On the other hand, if you do not want your pops and crackles to create a lot of unnecessary noises, you will get fewer crackles and pops by burning hardwood logs instead.
Caused by Moisture Content in the Wood Used
But wait – the type of wood that you use in your fireplace is not the only factor involved in this equation, you need to know about the moisture level inside of these woods, too. Typically, when the moisture in the wood is high, the pops and crackling noises are a lot more frequent.
This is because the moisture in the wood begins to evaporate quickly, while also pushing the moisture out of the wood in the form of more steam. And, in these moments, the popping and crackling picks up and increases until the moisture in the wood dissipates.
What this means is, you can also control the frequency of these noises by choosing wood that has the moisture content level that is best suited for you and your needs. Here are 2 options that you can make your choices from.
Unseasoned Green Wood
Typically, if you want the moisture level content to be higher in order to create the effect that you are looking for, you should shop around for unseasoned ‘green wood’ because it is much higher in moisture content.
Unseasoned greenwood is better for more pops and crackling in your fireplace.
However, there is also one downside to choosing greenwood to use in your fireplace. And, that is, unseasoned wood is not as easy to light for a fire, and is highly inefficient in keeping the fire burning for longer periods.

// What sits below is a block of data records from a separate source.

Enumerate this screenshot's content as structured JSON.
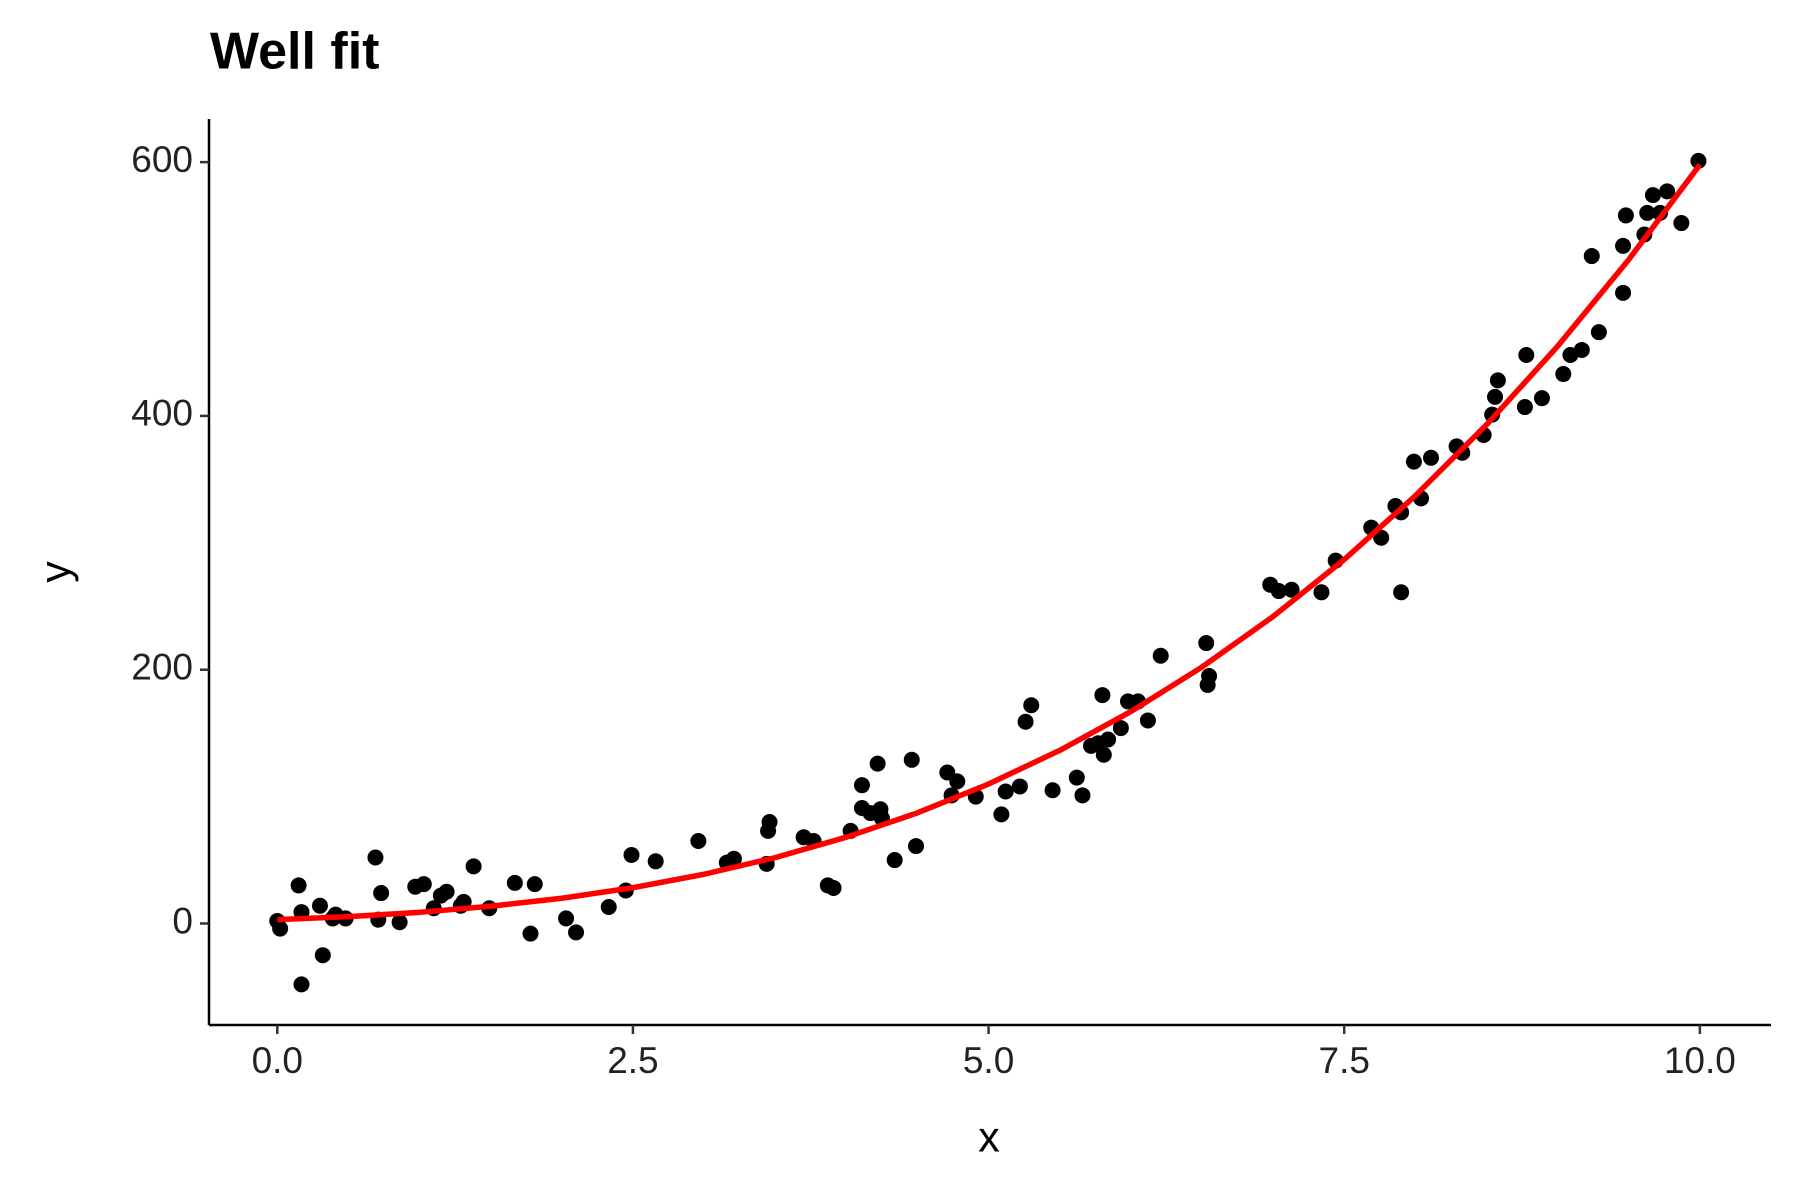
{
  "chart_data": {
    "type": "scatter",
    "title": "Well fit",
    "x_label": "x",
    "y_label": "y",
    "xlim": [
      -0.48,
      10.5
    ],
    "ylim": [
      -80,
      634
    ],
    "xticks": [
      {
        "value": 0,
        "label": "0.0"
      },
      2.5,
      {
        "value": 5,
        "label": "5.0"
      },
      7.5,
      {
        "value": 10,
        "label": "10.0"
      }
    ],
    "yticks": [
      0,
      200,
      400,
      600
    ],
    "grid": false,
    "series": [
      {
        "type": "scatter",
        "color": "#000000",
        "x": [
          0.0,
          0.02,
          0.15,
          0.17,
          0.17,
          0.3,
          0.32,
          0.39,
          0.41,
          0.48,
          0.69,
          0.71,
          0.73,
          0.86,
          0.97,
          1.03,
          1.1,
          1.15,
          1.19,
          1.29,
          1.31,
          1.38,
          1.49,
          1.67,
          1.78,
          1.81,
          2.03,
          2.1,
          2.33,
          2.45,
          2.49,
          2.66,
          2.96,
          3.16,
          3.21,
          3.44,
          3.45,
          3.46,
          3.7,
          3.77,
          3.87,
          3.91,
          4.03,
          4.11,
          4.11,
          4.17,
          4.22,
          4.24,
          4.25,
          4.34,
          4.46,
          4.49,
          4.71,
          4.74,
          4.78,
          4.91,
          5.09,
          5.12,
          5.22,
          5.26,
          5.3,
          5.45,
          5.62,
          5.66,
          5.72,
          5.77,
          5.8,
          5.81,
          5.84,
          5.93,
          5.98,
          6.05,
          6.12,
          6.21,
          6.53,
          6.54,
          6.55,
          6.98,
          7.04,
          7.13,
          7.34,
          7.44,
          7.69,
          7.76,
          7.86,
          7.9,
          7.9,
          7.99,
          8.04,
          8.11,
          8.29,
          8.33,
          8.48,
          8.54,
          8.56,
          8.58,
          8.77,
          8.78,
          8.89,
          9.04,
          9.09,
          9.17,
          9.24,
          9.29,
          9.46,
          9.46,
          9.48,
          9.61,
          9.63,
          9.67,
          9.72,
          9.77,
          9.87,
          9.99
        ],
        "values": [
          2,
          -4,
          30,
          9,
          -48,
          14,
          -25,
          4,
          7,
          4,
          52,
          3,
          24,
          1,
          29,
          31,
          12,
          22,
          25,
          14,
          17,
          45,
          12,
          32,
          -8,
          31,
          4,
          -7,
          13,
          26,
          54,
          49,
          65,
          48,
          51,
          47,
          73,
          80,
          68,
          65,
          30,
          28,
          73,
          109,
          91,
          87,
          126,
          90,
          83,
          50,
          129,
          61,
          119,
          101,
          112,
          100,
          86,
          104,
          108,
          159,
          172,
          105,
          115,
          101,
          140,
          142,
          180,
          133,
          145,
          154,
          175,
          175,
          160,
          211,
          221,
          188,
          195,
          267,
          262,
          263,
          261,
          286,
          312,
          304,
          329,
          324,
          261,
          364,
          335,
          367,
          376,
          371,
          385,
          401,
          415,
          428,
          407,
          448,
          414,
          433,
          448,
          452,
          526,
          466,
          497,
          534,
          558,
          543,
          560,
          574,
          560,
          577,
          552,
          601
        ]
      },
      {
        "type": "line",
        "color": "#ff0000",
        "x": [
          0,
          0.5,
          1,
          1.5,
          2,
          2.5,
          3,
          3.5,
          4,
          4.5,
          5,
          5.5,
          6,
          6.5,
          7,
          7.5,
          8,
          8.5,
          9,
          9.5,
          10
        ],
        "values": [
          3,
          5.4,
          8.8,
          13.6,
          19.9,
          28.2,
          38.8,
          51.9,
          68.0,
          87.2,
          109.9,
          136.4,
          167.0,
          202.1,
          241.9,
          286.8,
          337.1,
          393.0,
          454.9,
          523.2,
          598
        ]
      }
    ]
  }
}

Properly Seasoned or Kiln Dried Firewood
Or, if you prefer to minimize the amounts of popping and crackling that you hear in your fireplace, your better choice is using properly seasoned or kiln-dried firewood. The choice is up to you, your needs, and your preferences.
How to Stop Firewood and Your Chimney From Popping
Once you have the logs of firewood in the fireplace, the popping and cracking usually begins.
While this sound, for some people, may be a fond favorable memory of the past, others may view these sounds as an irritating noise that needs to be eliminated as quickly as possible.
Therefore, the question is, how can someone stop your firewood and your chimney from popping without having to wait for it to die down naturally?
The answer to this question may vary. This is mainly because, in some situations, the fireplace itself may be making popping noises because of dirt build-up inside the chimney.
And, it needs to be cleaned out thoroughly before the popping and crackling will stop. Also, to get to the root of this kind of problem, you may need a professional chimney cleaner to help inspect your chimney each year before your family uses it.
The reasons why firewood pops and crackles in your fireplace can vary based on a number of different factors. Some of the most commonly known includes the creation of a chemical reaction, the type of woods used, and the moisture content level in your wooden logs.
Therefore, if you want to control how much your fireplace pops and cracks during start up, you need to choose the best types of wood logs to create the sound effects that you are looking for.